Rémy was speaking moments after fleeing in a vehicle with five others from the courthouse, as shots were fired at the car. Rémy’s driver lost control of the car, but no one was injured.
In the days that followed, similarly gripping stories flooded social networks and local radio as judges, lawyers, litigants, and prisoners relayed how they narrowly escaped injury or death. Some scaled the walls of the courthouse or climbed on prisoner’s backs, desperate to flee.
Police officers – whose agency was celebrating its 27th anniversary over the weekend – were assigned to guard the courthouse. But they proved powerless as the bandits overpowered them with higher caliber guns.
It was the fourth attack on the courthouse, which unidentified armed individuals burglarized on May 10, Jun. 5, and Jun. 7. To many victims and observers, the assault is yet another indication of the Haitian government’s careless attitude about securing the courthouses and ensuring that Haiti has a functioning judicial system.
Members of the courts were already reeling from the lack of progress made in prosecuting several high-profile murders, including that of assassinated President Jovenel Moise and constitutional law expert Monferrier Dorval.
In the past, members of the judicial system have pleaded with Haiti’s government to relocate the Court of First Instance, as the facility is called, from the dangerous Bicentenaire area, along the capital’s waterfront. They complained that the building is in a state of chronic dysfunction, due to increased violence and kidnappings in the area.

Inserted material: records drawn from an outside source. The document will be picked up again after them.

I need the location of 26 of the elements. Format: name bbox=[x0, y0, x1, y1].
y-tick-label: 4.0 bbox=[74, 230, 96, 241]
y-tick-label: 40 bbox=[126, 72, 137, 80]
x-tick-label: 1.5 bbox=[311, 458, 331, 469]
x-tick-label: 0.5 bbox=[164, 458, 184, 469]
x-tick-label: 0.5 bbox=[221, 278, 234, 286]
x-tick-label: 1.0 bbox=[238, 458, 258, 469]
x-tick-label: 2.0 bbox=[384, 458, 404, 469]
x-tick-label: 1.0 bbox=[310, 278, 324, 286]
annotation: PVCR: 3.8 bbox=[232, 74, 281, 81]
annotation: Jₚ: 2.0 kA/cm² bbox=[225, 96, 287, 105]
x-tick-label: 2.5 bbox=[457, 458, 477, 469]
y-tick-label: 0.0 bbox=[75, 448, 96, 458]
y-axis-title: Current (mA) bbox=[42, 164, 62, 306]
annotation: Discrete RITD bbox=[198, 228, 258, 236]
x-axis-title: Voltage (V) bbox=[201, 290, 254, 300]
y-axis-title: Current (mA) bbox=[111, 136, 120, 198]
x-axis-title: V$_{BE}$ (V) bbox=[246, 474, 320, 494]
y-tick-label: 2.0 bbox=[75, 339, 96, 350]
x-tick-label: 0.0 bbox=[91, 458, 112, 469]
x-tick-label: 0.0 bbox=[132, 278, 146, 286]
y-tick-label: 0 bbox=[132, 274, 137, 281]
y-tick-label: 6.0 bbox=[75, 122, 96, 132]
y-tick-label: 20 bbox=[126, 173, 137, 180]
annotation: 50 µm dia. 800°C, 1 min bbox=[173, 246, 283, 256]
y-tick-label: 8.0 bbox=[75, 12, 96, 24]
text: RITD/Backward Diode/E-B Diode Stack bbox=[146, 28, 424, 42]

In April, lawyers from Haiti’s Bar Association held a sit-in to demand that the government relocate the civil court to a safer area. Days earlier, the Dean’s Office was relocated to expedite urgent cases, instead of the entire courthouse, as lawyers had requested.
Attack pushes justice system “to its knees”
Jacques Lafontant, the government’s top prosecutor (commissaire du gouvernement), has said after each courthouse attack that an investigation was underway, but no official findings have been made public.
Each time, Lafontant assured that no sensitive documents were stolen. However, judges and lawyers said they have lost client files as they fled the violence. Some attorneys also said on local radio that police tried to remove a large safe used to keep important files, weapons seized, and other potential evidence. It’s unclear what happened to the safe, they said.
The Moïse case files are among those kept at the facility.
Rémy said on local Radio Caraibes on Jun. 13 that this attack “brought Haiti’s justice system to its knees.”
During the Friday attack, the gang stole four vehicles belonging to different commissioners, said Lafontant on local radio. Eyewitnesses said the bandits pushed the vehicles toward their base in Village de Dieu, located a short distance away in Bicentenaire.
That weekend, gangs also hijacked two buses carrying at least 30 passengers in Martissant.
An earlier version of this article was published on the website of The Haitian Times.